Editorial

From the introduction of barracks slang in corporate offices to lethal boot camps for civilian managers, Indonesia is quietly sliding back into a dangerous era of creeping militarization.

Prospective managers of the Red and White Cooperatives chant slogans during basic military training at the 1st Marine Infantry Brigade in Cilandak, South Jakarta, on June 25, 2026. (Antara/Indrianto Eko Suwarso)
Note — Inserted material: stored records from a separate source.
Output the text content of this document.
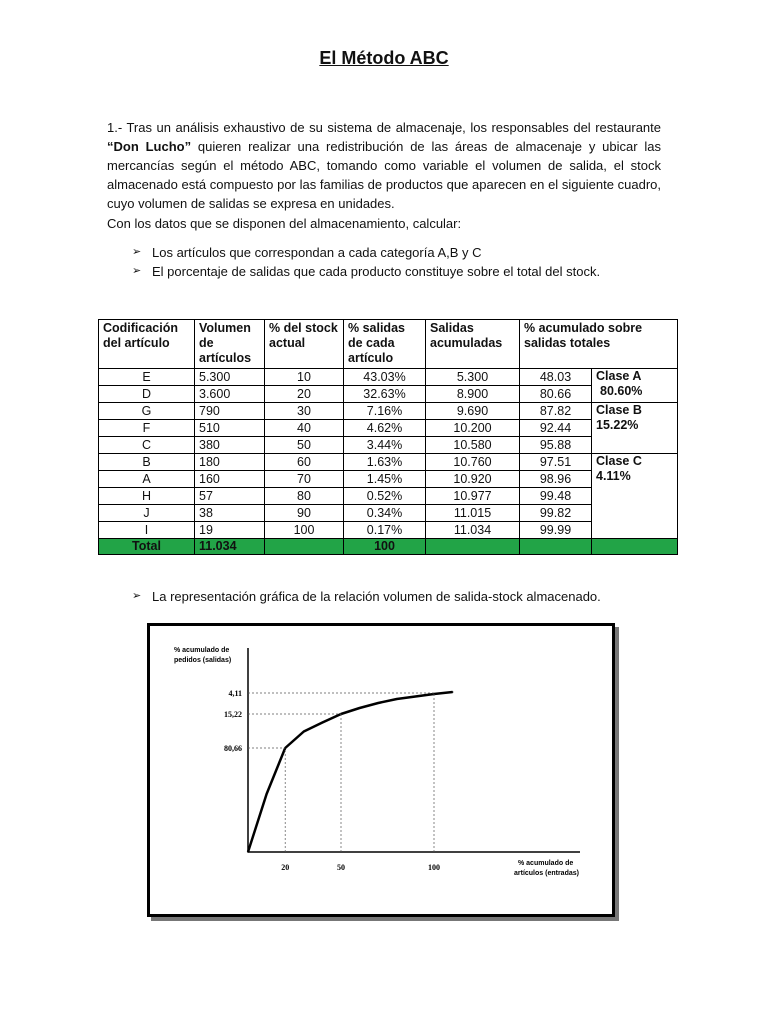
El Método ABC
1.- Tras un análisis exhaustivo de su sistema de almacenaje, los responsables del restaurante “Don Lucho” quieren realizar una redistribución de las áreas de almacenaje y ubicar las mercancías según el método ABC, tomando como variable el volumen de salida, el stock almacenado está compuesto por las familias de productos que aparecen en el siguiente cuadro, cuyo volumen de salidas se expresa en unidades.
Con los datos que se disponen del almacenamiento, calcular:
➢ Los artículos que correspondan a cada categoría A,B y C
➢ El porcentaje de salidas que cada producto constituye sobre el total del stock.
Codificación del artículo	Volumen de artículos	% del stock actual	% salidas de cada artículo	Salidas acumuladas	% acumulado sobre salidas totales	
E	5.300	10	43.03%	5.300	48.03	Clase A
80.60%

D	3.600	20	32.63%	8.900	80.66	
G	790	30	7.16%	9.690	87.82	Clase B
15.22%

F	510	40	4.62%	10.200	92.44	
C	380	50	3.44%	10.580	95.88	
B	180	60	1.63%	10.760	97.51	Clase C
4.11%

A	160	70	1.45%	10.920	98.96	
H	57	80	0.52%	10.977	99.48	
J	38	90	0.34%	11.015	99.82	
I	19	100	0.17%	11.034	99.99	
Total	11.034		100			
➢ La representación gráfica de la relación volumen de salida-stock almacenado.
% acumulado de
pedidos (salidas)
% acumulado de
artículos (entradas)
20	50	100
4,11
15,22
80,66
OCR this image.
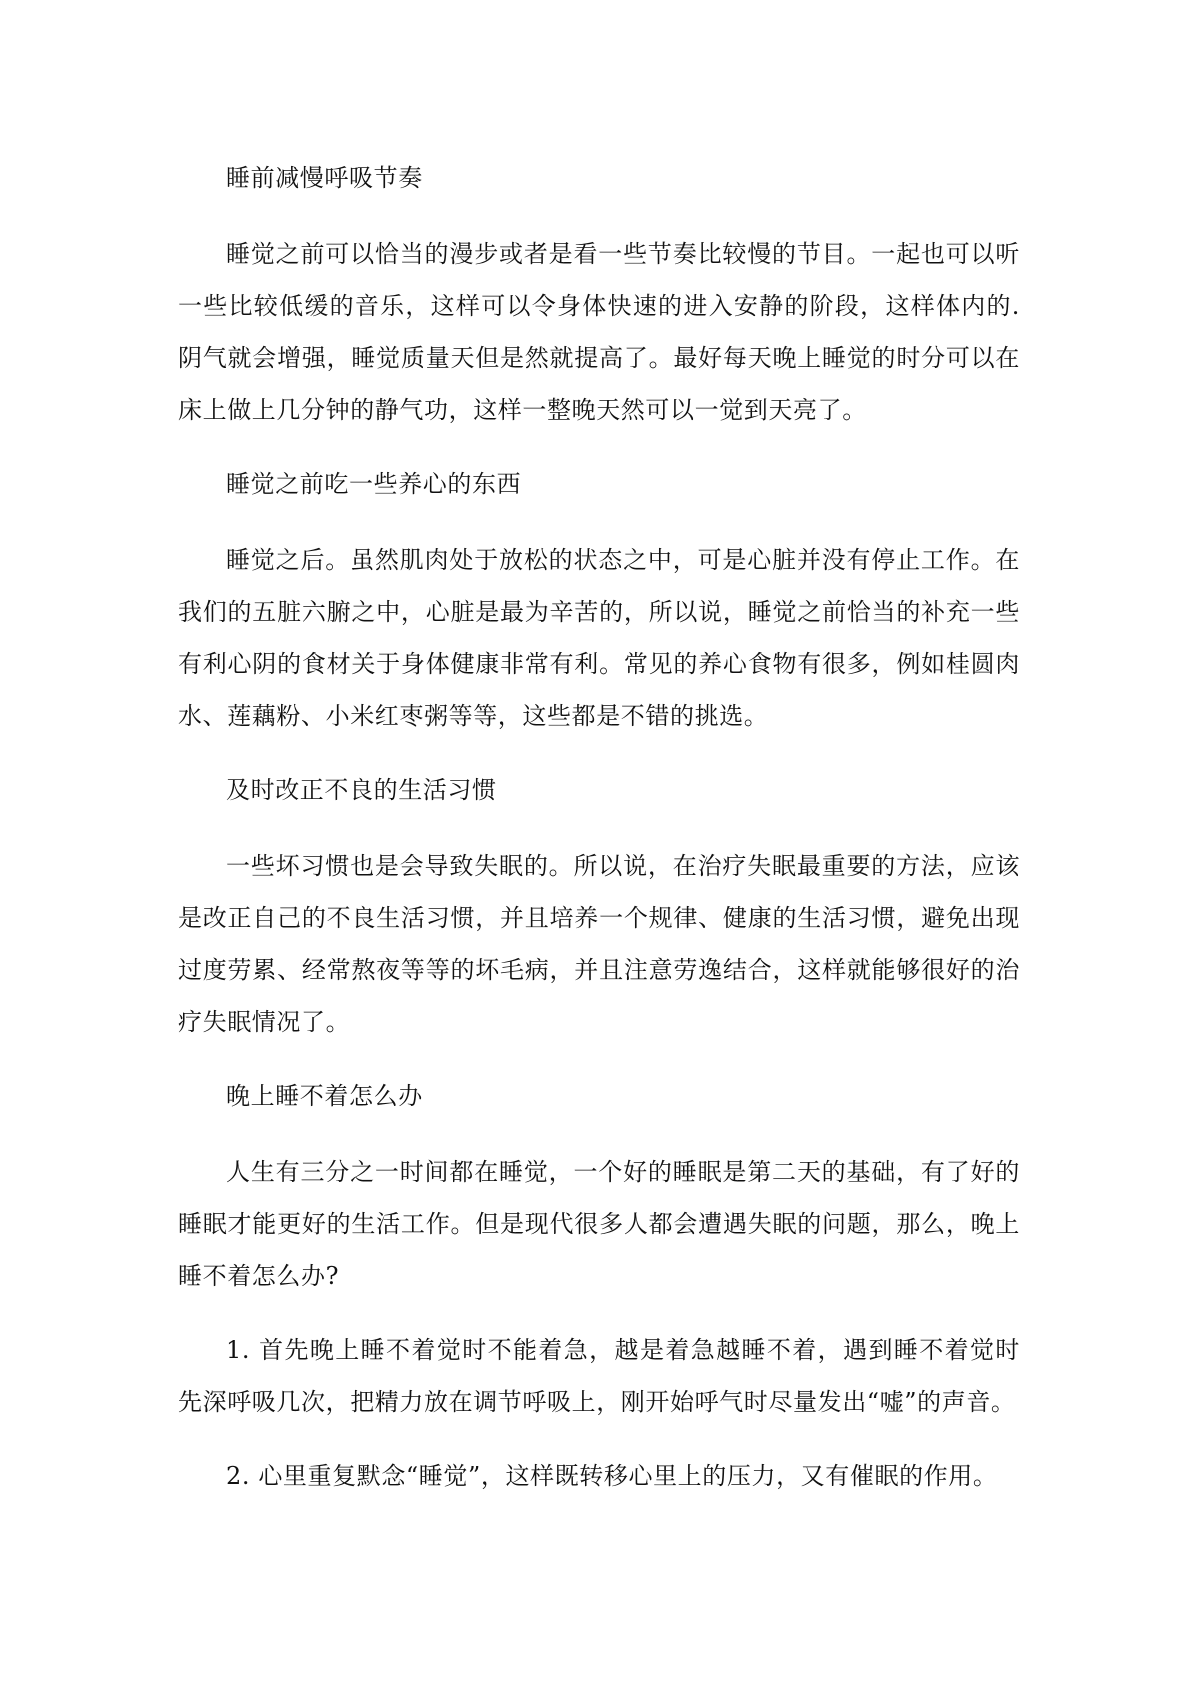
睡前减慢呼吸节奏

睡觉之前可以恰当的漫步或者是看一些节奏比较慢的节目。一起也可以听一些比较低缓的音乐，这样可以令身体快速的进入安静的阶段，这样体内的. 阴气就会增强，睡觉质量天但是然就提高了。最好每天晚上睡觉的时分可以在床上做上几分钟的静气功，这样一整晚天然可以一觉到天亮了。

睡觉之前吃一些养心的东西

睡觉之后。虽然肌肉处于放松的状态之中，可是心脏并没有停止工作。在我们的五脏六腑之中，心脏是最为辛苦的，所以说，睡觉之前恰当的补充一些有利心阴的食材关于身体健康非常有利。常见的养心食物有很多，例如桂圆肉水、莲藕粉、小米红枣粥等等，这些都是不错的挑选。

及时改正不良的生活习惯

一些坏习惯也是会导致失眠的。所以说，在治疗失眠最重要的方法，应该是改正自己的不良生活习惯，并且培养一个规律、健康的生活习惯，避免出现过度劳累、经常熬夜等等的坏毛病，并且注意劳逸结合，这样就能够很好的治疗失眠情况了。

晚上睡不着怎么办

人生有三分之一时间都在睡觉，一个好的睡眠是第二天的基础，有了好的睡眠才能更好的生活工作。但是现代很多人都会遭遇失眠的问题，那么，晚上睡不着怎么办?

1. 首先晚上睡不着觉时不能着急，越是着急越睡不着，遇到睡不着觉时先深呼吸几次，把精力放在调节呼吸上，刚开始呼气时尽量发出“嘘”的声音。

2. 心里重复默念“睡觉”，这样既转移心里上的压力，又有催眠的作用。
From former and active military officers taking over government and state-owned enterprise posts, to prospective Red and White Cooperative managers being sent to barracks, the ghost of the New Order regime is starting to feel real again. Civil society groups call it "creeping militarization", but what is unfolding might be even worse than a simple political trajectory, we are watching a militaristic culture normalize itself right inside everyday civilian life.The most subtle, yet telling, sign of this shift is the language. Walk into a university, a corporate office or a civil service department, and you will notice phrases like “mohon izin” (begging permission) and “siap!” (ready/yes, sir!), becoming part of the daily vocabulary. People may adopt these words out of simple habit or to show respect. But sociologists warn that it actually bakes a rigid, unequal hierarchy right into public spaces, echoing the authoritarian years under Soeharto. It quietly reinforces the outdated idea that military discipline is inherently superior to civilian systems, the exact opposite of the civilian supremacy the 1998 Reform movement fought so hard to establish.